In early 2011, Secrecy News reported that some agencies had not only sent their implementation plan to ISOO but had already completed updating their classification guidelines, yet others had not only failed to send the ISOO their plans but, in some cases, had failed to address the President’s directives at all. In January 2011, the ISOO director sent out another memorandum to agency leadership, reminding them of the President’s directive to submit a plan on how they would accomplish the required classification guidance review. The director stressed that the review needed to be more than a simple, cursory exam of current procedures but instead be “systematic, comprehensive, and conducted with thoughtful scrutiny involving detailed data analysis.” A month after sending out the memorandum, and over a year after the President issued Executive Order 13,526, some executive agencies still had neither conducted the review nor addressed how or when they would do so. One such agency, U.S. Transportation Command, claimed it was unaware of the need to conduct such review since its classification regulation, DoD 5200-1.r, did not mandate one. That guide, specific to the Department of Defense (“DoD”), describes the information security program for all components within the DoD and has not been updated since 1997!

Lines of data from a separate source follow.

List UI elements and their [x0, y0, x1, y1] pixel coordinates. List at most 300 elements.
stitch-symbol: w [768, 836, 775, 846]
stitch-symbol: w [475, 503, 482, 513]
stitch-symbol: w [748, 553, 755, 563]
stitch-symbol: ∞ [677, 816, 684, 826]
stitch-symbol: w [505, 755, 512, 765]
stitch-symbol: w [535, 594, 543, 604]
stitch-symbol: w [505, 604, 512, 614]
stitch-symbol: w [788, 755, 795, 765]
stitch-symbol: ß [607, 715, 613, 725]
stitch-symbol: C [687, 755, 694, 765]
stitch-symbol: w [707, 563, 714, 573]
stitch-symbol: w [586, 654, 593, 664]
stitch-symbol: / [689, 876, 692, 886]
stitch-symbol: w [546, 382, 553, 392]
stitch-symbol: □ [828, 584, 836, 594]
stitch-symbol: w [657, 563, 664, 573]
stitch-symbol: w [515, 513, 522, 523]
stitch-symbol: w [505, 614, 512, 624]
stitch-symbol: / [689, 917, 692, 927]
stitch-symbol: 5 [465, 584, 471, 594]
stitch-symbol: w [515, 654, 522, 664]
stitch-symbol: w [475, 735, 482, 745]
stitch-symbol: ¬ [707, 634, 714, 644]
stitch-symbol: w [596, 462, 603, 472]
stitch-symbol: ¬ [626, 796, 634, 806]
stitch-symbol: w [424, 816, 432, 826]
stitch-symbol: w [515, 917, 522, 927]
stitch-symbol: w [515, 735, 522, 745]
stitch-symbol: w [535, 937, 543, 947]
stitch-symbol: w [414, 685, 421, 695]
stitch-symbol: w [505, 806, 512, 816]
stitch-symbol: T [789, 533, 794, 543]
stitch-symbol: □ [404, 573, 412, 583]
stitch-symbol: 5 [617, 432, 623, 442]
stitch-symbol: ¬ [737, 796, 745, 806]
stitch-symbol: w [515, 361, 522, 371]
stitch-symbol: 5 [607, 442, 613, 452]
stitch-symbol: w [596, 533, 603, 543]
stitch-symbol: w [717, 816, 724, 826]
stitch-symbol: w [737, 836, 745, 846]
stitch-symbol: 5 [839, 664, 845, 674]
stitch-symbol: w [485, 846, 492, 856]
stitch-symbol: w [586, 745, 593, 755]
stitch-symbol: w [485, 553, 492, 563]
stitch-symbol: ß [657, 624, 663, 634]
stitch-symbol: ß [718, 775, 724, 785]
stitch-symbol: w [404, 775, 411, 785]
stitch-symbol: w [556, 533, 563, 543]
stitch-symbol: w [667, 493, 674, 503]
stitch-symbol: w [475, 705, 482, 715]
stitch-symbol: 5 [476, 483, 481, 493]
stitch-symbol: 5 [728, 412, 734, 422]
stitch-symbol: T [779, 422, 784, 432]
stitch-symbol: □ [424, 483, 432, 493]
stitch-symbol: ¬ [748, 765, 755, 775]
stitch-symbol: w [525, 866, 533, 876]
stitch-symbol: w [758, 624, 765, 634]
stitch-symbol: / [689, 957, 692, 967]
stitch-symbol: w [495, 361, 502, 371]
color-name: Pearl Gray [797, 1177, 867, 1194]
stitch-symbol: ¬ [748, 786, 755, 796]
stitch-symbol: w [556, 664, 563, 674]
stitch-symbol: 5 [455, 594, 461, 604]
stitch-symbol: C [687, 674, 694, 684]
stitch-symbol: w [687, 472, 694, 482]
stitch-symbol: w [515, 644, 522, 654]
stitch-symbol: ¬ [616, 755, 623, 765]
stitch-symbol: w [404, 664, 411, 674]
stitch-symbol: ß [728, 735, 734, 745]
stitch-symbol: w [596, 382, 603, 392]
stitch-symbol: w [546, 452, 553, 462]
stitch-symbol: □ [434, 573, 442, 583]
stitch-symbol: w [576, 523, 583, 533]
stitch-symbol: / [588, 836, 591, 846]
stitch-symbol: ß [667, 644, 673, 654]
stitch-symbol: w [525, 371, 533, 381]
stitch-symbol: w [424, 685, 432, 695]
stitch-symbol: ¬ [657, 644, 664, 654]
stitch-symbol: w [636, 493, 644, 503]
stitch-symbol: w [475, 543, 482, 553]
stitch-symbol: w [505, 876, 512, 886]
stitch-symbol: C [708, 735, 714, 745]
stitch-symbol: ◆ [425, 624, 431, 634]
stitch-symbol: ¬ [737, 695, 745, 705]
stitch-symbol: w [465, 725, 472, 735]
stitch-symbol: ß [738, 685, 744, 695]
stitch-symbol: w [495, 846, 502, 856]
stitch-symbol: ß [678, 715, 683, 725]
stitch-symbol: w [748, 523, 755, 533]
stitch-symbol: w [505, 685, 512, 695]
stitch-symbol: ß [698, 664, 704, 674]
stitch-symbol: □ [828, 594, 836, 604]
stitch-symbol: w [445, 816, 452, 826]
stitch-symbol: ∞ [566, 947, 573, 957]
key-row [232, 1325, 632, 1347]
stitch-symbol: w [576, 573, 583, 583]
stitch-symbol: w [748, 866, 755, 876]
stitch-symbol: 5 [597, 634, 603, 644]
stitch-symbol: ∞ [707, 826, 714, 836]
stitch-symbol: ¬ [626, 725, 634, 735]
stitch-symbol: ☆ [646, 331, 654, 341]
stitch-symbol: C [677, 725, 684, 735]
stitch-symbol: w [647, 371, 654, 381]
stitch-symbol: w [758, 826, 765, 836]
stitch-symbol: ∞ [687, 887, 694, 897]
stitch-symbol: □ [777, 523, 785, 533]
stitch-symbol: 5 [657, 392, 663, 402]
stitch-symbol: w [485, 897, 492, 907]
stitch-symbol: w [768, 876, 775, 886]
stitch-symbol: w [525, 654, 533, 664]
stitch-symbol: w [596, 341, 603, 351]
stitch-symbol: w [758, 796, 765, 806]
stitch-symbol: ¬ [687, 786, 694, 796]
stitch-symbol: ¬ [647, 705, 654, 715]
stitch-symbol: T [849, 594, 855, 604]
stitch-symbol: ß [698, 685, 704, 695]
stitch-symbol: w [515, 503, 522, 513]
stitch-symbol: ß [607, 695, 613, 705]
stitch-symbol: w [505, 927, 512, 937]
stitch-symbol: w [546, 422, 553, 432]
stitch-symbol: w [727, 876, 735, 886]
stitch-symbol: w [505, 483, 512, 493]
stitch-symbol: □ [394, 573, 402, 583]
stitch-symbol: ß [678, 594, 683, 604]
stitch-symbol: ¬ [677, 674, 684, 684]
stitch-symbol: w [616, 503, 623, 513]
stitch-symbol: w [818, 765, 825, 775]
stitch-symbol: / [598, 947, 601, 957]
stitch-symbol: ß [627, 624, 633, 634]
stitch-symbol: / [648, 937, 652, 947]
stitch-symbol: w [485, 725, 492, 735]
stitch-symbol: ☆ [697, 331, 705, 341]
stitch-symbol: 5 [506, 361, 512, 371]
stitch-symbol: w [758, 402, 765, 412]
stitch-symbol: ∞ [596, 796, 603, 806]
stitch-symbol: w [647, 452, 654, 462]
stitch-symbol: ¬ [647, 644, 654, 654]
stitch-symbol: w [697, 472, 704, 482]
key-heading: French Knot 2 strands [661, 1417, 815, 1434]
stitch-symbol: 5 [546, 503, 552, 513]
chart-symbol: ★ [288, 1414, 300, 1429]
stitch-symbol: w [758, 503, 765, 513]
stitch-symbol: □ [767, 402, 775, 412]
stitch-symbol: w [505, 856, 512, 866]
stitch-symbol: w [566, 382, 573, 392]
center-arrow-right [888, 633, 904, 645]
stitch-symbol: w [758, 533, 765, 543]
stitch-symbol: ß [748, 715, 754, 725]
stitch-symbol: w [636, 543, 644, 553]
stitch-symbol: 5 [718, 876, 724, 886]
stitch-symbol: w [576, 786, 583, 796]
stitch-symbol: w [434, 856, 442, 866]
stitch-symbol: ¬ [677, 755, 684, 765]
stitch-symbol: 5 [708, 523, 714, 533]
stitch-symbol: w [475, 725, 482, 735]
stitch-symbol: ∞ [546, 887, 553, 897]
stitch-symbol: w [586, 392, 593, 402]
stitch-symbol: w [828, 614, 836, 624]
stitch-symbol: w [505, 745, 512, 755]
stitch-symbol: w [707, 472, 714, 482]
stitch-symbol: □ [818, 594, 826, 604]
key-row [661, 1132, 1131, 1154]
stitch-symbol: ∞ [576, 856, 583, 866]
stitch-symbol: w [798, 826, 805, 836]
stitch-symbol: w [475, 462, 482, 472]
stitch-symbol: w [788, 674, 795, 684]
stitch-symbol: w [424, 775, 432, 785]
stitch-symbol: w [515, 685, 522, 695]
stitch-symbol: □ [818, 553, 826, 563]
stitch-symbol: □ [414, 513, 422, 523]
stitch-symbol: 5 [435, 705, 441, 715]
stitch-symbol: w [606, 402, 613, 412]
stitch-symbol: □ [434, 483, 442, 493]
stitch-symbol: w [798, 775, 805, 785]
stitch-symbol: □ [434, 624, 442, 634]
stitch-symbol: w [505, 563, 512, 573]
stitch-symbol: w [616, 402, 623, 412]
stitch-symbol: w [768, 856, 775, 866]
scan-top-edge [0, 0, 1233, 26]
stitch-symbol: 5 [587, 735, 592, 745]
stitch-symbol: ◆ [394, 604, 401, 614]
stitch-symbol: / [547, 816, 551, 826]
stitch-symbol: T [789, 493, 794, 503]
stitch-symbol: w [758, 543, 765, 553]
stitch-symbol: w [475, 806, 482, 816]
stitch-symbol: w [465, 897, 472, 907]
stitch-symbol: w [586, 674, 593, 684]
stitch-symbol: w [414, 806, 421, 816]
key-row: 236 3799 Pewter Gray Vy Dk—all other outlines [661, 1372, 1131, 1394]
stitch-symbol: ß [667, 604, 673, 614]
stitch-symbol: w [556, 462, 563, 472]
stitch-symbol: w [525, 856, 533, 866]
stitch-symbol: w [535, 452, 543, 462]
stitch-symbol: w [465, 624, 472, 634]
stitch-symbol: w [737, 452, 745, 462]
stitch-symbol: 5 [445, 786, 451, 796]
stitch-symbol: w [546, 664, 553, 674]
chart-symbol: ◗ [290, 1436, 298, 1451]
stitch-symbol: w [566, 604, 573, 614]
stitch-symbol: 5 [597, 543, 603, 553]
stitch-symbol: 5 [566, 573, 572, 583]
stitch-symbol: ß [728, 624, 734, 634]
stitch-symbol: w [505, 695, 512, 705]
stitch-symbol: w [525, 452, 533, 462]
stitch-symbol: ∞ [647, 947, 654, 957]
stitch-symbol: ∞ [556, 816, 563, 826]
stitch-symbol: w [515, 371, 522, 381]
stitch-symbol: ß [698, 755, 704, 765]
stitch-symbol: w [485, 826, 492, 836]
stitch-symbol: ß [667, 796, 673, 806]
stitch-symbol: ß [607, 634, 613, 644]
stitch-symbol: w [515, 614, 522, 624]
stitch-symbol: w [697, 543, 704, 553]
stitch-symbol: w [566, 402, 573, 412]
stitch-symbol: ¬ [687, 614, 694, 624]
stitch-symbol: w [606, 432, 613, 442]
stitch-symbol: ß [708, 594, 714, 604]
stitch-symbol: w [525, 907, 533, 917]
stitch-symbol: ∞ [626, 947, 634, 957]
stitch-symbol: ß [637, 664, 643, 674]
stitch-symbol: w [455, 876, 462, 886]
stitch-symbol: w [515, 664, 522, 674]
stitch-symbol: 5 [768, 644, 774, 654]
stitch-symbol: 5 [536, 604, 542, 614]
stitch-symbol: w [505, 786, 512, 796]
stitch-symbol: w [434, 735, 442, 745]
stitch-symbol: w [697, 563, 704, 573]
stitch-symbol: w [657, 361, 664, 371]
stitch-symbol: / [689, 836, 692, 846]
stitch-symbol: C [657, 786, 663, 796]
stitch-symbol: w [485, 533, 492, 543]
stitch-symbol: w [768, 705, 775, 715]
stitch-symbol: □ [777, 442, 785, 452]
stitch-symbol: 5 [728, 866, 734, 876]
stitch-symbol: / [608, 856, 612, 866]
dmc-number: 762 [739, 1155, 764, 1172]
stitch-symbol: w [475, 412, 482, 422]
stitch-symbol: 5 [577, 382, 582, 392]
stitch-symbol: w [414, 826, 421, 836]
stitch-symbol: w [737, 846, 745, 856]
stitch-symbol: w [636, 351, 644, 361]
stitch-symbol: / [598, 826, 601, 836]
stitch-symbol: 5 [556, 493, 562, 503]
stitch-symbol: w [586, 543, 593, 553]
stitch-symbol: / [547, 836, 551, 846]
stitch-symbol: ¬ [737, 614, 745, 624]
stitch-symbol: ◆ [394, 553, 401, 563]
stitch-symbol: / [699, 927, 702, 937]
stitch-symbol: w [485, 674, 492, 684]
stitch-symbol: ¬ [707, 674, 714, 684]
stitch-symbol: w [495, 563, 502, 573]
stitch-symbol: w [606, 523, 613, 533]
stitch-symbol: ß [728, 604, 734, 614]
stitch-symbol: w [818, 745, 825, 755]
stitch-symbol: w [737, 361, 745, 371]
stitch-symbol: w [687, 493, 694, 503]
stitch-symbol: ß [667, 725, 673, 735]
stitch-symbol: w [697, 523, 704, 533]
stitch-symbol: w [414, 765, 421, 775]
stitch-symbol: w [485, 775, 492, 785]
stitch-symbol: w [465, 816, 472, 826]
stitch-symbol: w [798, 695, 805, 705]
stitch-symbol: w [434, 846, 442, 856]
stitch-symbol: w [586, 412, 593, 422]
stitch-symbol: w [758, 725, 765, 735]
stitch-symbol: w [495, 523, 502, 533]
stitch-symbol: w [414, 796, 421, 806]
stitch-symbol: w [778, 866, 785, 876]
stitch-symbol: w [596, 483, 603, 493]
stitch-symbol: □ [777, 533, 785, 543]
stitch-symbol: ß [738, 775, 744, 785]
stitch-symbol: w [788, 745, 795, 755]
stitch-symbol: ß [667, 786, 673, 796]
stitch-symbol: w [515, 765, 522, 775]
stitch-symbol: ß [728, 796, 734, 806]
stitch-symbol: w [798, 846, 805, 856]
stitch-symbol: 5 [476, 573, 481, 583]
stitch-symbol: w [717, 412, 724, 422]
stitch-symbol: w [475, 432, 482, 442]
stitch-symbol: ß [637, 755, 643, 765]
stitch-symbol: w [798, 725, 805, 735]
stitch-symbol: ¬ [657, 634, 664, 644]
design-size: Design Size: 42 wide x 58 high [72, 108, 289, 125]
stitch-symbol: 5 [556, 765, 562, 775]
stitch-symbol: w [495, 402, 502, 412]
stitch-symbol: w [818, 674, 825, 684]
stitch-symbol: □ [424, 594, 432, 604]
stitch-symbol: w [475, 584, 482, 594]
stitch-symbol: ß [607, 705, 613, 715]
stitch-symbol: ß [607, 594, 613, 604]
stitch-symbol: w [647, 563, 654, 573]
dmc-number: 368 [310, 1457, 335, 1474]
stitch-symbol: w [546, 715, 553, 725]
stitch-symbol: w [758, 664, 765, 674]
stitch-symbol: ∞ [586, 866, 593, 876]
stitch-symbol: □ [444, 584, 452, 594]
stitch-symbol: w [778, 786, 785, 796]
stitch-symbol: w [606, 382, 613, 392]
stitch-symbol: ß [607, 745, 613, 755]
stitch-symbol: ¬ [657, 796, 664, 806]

While the guidance review is not required to be completed until June 2012, the situation illustrates a fatal flaw in the classification and declassification regime of the executive branch. The Executive Order commands the ISOO to provide oversight of executive agencies without giving it any direct authority to compel any action. If transparency in government is truly a goal of the administration, then the ISOO’s oversight responsibilities must be matched with the power to sanction agencies that violate the provisions of the Order. Without such an enforcement capability, agency leaders are able to control classification and declassification within their agencies with relative autonomy, and all the ISOO can do when infractions occur is report them in its annual report to the President and rely on the Chief Executive and public opinion to drive change.